Tuesday, April 26, 2022

Akshay Ramachandran has received two awards for his doctoral research — the 2022 Cheriton Distinguished Dissertation Award as well as second place in the 2022 Mathematics Doctoral Prize for his thesis titled “Geodesic convex analysis of group scaling for the Paulsen problem and tensor normal model.”

The Cheriton Distinguished Dissertation Award was established in 2019 to recognize excellence in computer science doctoral research at the School of Computer Science. In addition to the recognition, recipients of the award receive a cash prize of $1,000. The Mathematics Doctoral Prize, also conferred annually, recognizes the achievements of the top three graduated doctoral students in the Faculty of Mathematics. As a second-place winner of this award, Akshay will receive a $1,000 prize.

About Akshay Ramachandran and his research

Akshay was a PhD student in the Cheriton School of Computer Science’s Algorithms and Complexity group from August 2016 to October 2021, and advised by Professor Lap Chi Lau.

“Akshay’s thesis is a very significant piece of work,” said Professor Lau. “The problem is important, the result is optimal, the ideas are creative, the techniques are broad and deep, the final result is entirely on his own, and his dedication is phenomenal.”

photo of Akshay Ramachandran and Professor Lap Chi Lau

L to R: Akshay Ramachandran and his PhD advisor, Cheriton School of Computer Science Professor Lap Chi Lau.

Akshay is currently a postdoctoral researcher at the University of Amsterdam and Centrum Wiskunde & Informatica, the national research institute for mathematics and computer science in the Netherlands.

Akshay’s thesis presented two applications of matrix and tensor scaling methods. The framework of scaling problems has stimulated much interest in the theoretical computer science community because it has a variety of applications ranging from algebraic complexity to machine learning. Akshay first considered a basic open problem in frame theory known as the Paulsen problem, named after Pure Mathematics Professor Vern Paulsen, who coincidentally joined Waterloo’s Faculty of Mathematics around the time Akshay had begun his PhD studies.

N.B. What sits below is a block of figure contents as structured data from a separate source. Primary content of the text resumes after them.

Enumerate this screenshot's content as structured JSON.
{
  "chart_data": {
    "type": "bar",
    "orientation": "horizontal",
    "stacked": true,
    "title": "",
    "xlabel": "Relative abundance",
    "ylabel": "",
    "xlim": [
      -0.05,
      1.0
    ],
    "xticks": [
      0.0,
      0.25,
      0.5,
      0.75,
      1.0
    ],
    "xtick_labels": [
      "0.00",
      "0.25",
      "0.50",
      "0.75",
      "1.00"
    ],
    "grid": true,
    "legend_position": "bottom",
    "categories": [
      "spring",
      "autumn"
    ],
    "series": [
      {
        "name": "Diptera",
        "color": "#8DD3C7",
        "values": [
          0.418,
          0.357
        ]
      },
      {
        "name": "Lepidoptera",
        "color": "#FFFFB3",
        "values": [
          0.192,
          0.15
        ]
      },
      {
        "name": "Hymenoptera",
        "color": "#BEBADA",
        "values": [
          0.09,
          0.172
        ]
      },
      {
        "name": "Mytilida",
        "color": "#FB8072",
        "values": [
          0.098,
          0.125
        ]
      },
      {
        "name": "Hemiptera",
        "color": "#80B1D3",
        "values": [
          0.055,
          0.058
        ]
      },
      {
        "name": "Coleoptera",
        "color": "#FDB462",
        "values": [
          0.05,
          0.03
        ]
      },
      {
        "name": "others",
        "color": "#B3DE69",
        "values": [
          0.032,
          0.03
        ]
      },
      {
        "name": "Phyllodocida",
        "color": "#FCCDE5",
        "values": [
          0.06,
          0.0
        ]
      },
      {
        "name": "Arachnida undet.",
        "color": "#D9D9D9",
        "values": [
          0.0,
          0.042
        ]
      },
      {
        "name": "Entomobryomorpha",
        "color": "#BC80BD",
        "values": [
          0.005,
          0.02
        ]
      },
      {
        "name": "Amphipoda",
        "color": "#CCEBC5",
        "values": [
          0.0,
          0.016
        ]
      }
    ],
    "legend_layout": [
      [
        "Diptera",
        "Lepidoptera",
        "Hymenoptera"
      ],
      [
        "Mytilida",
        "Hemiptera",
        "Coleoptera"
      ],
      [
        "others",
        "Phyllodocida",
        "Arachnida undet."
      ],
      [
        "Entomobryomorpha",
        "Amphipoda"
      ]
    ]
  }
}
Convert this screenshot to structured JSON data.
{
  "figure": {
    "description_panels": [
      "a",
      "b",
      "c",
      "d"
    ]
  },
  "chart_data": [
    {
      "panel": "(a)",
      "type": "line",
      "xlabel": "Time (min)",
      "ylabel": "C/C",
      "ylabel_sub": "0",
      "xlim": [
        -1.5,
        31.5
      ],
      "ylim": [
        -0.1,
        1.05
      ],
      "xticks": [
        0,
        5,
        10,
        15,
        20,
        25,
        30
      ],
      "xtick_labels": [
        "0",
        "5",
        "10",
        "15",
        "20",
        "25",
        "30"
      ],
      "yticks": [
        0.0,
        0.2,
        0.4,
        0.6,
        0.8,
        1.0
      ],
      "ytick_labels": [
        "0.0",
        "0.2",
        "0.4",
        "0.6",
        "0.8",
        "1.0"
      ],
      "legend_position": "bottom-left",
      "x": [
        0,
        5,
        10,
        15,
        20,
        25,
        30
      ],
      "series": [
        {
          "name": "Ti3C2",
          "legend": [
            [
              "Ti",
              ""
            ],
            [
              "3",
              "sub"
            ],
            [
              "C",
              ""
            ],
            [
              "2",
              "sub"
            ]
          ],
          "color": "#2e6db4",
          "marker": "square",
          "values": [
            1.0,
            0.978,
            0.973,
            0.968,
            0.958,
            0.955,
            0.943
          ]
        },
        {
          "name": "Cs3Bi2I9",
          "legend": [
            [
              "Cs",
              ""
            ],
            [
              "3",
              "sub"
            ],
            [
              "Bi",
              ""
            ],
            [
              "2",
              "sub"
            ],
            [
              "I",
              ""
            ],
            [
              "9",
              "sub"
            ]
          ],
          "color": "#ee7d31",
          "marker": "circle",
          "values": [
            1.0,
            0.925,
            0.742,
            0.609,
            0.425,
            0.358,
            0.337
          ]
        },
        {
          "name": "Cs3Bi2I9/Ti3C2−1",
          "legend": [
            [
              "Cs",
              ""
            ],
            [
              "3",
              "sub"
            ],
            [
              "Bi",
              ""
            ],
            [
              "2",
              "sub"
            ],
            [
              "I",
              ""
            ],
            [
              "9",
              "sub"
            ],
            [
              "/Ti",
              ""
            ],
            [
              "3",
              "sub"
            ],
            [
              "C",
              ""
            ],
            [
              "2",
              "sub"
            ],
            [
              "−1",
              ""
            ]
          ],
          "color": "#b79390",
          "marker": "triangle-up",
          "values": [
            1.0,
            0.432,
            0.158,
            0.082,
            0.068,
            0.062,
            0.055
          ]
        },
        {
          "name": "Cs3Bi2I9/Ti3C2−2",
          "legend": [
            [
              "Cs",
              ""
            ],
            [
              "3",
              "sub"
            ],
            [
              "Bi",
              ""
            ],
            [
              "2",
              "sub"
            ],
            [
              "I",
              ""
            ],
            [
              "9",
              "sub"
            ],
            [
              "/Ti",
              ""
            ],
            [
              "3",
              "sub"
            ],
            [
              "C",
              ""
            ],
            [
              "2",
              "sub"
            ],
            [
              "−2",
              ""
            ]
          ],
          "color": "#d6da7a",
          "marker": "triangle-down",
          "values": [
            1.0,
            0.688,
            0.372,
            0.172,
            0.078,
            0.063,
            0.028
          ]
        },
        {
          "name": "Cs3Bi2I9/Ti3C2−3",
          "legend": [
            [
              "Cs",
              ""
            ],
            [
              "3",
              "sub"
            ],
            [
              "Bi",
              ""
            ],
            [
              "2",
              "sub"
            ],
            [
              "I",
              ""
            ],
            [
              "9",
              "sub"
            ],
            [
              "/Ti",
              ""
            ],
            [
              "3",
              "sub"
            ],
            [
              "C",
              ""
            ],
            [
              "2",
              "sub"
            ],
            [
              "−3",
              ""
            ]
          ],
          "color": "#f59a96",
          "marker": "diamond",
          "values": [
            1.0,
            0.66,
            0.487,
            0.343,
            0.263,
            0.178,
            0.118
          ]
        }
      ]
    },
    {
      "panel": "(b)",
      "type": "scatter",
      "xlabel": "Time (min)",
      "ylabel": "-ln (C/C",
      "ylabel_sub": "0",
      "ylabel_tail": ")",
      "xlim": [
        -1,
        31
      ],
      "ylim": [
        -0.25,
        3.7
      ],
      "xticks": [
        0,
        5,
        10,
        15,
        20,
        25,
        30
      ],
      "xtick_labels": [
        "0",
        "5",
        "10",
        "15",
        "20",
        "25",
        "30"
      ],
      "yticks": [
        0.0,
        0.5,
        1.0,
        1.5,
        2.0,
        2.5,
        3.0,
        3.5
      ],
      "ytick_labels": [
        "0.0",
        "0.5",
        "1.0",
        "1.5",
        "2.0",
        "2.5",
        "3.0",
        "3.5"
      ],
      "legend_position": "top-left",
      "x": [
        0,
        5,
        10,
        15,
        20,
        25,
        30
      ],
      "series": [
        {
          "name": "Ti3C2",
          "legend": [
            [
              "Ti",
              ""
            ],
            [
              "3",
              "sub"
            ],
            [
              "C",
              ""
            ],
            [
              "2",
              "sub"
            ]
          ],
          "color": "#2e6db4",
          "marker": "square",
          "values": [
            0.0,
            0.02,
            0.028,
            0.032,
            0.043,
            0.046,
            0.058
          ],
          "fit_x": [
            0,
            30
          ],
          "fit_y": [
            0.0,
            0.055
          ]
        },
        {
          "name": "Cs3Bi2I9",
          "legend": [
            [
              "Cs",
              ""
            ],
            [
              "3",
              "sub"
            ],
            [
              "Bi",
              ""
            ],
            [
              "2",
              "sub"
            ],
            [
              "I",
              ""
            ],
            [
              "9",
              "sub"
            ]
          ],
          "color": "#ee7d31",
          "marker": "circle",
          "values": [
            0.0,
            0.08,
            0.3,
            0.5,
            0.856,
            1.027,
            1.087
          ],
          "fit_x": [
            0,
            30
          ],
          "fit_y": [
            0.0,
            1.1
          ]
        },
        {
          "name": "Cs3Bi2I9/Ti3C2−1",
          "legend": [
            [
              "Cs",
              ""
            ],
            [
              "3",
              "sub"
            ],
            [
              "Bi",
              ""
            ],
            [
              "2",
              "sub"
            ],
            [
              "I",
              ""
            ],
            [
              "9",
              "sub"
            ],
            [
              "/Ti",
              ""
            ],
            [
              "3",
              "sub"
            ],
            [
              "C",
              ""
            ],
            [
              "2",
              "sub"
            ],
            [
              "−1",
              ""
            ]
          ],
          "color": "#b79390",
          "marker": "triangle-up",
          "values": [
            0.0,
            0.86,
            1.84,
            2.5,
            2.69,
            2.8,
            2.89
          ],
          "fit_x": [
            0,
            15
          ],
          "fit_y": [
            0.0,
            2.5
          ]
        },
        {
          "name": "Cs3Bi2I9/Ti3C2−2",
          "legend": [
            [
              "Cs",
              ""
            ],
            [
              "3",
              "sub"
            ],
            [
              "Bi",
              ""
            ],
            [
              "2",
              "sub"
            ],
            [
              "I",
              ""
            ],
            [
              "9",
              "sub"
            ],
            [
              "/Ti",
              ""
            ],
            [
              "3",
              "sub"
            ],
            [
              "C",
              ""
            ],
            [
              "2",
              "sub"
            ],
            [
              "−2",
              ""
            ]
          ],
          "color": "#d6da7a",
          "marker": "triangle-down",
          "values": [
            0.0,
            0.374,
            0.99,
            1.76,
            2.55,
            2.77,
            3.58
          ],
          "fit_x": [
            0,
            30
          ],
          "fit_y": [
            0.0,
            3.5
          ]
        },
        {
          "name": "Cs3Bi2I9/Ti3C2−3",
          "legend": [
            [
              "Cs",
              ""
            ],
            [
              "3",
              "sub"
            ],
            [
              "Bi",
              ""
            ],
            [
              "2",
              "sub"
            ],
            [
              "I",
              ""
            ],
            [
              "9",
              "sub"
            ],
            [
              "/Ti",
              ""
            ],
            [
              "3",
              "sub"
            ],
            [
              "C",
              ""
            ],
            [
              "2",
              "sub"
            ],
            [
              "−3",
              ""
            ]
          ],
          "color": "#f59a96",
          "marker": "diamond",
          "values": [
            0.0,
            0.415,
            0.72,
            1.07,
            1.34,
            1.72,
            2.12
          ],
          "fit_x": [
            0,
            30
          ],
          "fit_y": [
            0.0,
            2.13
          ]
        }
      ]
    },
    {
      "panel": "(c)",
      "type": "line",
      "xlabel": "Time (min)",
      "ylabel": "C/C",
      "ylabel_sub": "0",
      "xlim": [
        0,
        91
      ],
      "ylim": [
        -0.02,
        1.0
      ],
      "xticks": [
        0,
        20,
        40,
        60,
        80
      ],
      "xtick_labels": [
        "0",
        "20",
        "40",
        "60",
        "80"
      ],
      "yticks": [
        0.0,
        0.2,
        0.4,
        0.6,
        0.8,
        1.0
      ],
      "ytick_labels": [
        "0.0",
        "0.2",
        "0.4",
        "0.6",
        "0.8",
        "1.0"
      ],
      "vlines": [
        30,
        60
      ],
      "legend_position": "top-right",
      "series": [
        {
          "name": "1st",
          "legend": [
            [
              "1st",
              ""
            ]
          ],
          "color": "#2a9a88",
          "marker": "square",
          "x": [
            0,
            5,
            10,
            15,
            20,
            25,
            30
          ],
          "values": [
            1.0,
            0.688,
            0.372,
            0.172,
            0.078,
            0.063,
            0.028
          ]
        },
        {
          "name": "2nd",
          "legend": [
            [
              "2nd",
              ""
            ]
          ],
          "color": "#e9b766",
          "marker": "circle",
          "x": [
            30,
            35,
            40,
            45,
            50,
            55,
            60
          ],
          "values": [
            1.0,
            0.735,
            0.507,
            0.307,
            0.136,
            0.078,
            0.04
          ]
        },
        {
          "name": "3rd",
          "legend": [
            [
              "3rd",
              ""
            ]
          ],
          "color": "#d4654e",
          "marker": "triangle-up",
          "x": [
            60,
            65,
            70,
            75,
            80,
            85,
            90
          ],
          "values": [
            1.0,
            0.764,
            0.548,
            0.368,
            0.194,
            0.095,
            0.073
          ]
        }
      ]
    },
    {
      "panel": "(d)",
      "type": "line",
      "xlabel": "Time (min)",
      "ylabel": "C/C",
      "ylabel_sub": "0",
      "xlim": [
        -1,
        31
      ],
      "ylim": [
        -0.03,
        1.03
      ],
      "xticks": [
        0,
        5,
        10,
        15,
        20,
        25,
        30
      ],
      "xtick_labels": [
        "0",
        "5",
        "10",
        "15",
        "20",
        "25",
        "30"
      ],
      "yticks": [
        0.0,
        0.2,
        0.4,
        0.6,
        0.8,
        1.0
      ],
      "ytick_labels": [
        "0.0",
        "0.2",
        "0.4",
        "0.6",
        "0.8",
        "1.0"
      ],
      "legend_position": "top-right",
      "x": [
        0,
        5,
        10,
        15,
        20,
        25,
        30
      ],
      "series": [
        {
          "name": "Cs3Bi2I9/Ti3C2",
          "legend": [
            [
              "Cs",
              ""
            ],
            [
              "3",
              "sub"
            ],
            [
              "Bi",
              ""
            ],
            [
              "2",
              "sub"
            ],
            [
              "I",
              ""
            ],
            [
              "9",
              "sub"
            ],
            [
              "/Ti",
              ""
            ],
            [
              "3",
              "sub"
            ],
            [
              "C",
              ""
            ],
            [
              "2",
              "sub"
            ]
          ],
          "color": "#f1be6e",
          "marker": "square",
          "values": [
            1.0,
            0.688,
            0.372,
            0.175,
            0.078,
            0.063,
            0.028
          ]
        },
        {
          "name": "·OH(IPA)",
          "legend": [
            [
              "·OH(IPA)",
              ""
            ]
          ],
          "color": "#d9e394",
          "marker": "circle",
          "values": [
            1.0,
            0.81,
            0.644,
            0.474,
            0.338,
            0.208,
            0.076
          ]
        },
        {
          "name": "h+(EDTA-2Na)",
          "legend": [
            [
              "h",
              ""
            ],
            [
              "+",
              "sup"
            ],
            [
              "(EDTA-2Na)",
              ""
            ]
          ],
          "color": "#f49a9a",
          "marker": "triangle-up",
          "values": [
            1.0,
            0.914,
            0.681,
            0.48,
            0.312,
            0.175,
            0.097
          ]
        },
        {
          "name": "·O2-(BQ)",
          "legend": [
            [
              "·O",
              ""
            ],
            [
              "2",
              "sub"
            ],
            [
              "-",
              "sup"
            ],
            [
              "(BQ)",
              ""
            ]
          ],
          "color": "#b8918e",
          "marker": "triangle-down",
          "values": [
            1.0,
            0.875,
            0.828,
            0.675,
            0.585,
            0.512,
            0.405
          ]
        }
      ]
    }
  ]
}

The Paulsen problem, which had stymied mathematicians for two decades, asks whether any set of n vectors in d-dimension that forms an epsilon-nearly equal norm Parseval frame is close to an exact equal norm Parseval frame. The conjecture is that the distance between an epsilon-nearly equal norm Parseval frame and an exact equal norm Parseval frame is independent on the number of vectors n. This conjecture is the basis of a numerical approach to generate an equal norm Parseval frame, an important object in frame theory with various applications.

Akshay began working on this problem when he started his PhD studies. After more than a year of work, he, Professor Lau and their colleagues, Tsz Chiu Kwok at Waterloo and Yin Tat Lee at the University of Washington, proved that the distance is independent of the number of vectors n. The paper was accepted for presentation at STOC 2018, one of two top conferences in theoretical computer science. Further work on this problem resulted in an additional paper titled Spectral analysis of matrix scaling and operator scaling, which was accepted at FOCS 2019, the other top conference in theoretical computer science.

In the first part of his thesis, Akshay presented a principled framework, based on geodesic convexity, to improve and simplify these two results to obtain the optimal bound for the Paulsen problem. This is a deep result that required significant knowledge and Akshay’s years of effort.

In the second part of his thesis, Akshay considered the tensor normal model, research conducted jointly with his collaborators Professors Cole Franks at MIT, Rafael Oliveira at the University of Waterloo, and Michael Walter at Centrum Wiskunde & Informatica.

The problem they tackled is the following: if given a sample from a D-dimensional Gaussian whose covariance has a tensor structure, can the model be estimated by exploiting the tensor structure? Akshay and his colleagues were able to generalize their improved scaling results to higher-order tensors and give error bounds for the maximum likelihood estimator of the tensor normal model. Their sample complexity bounds are only a single dimension factor greater than necessary for the maximum likelihood estimator to exist at all. They also explained why the well-studied flip-flop algorithm performs well in practice by giving the first rigorous analysis of this algorithm, showing that it converges exponentially to the maximum likelihood estimator with high probability. This work resulted in a paper titled Near optimal sample complexity for matrix and tensor normal models via geodesic convexity.

Akshay is currently a postdoctoral researcher at the University of Amsterdam and Centrum Wiskunde & Informatica, where he collaborates with Professors Daniel Dadush and Michael Walter.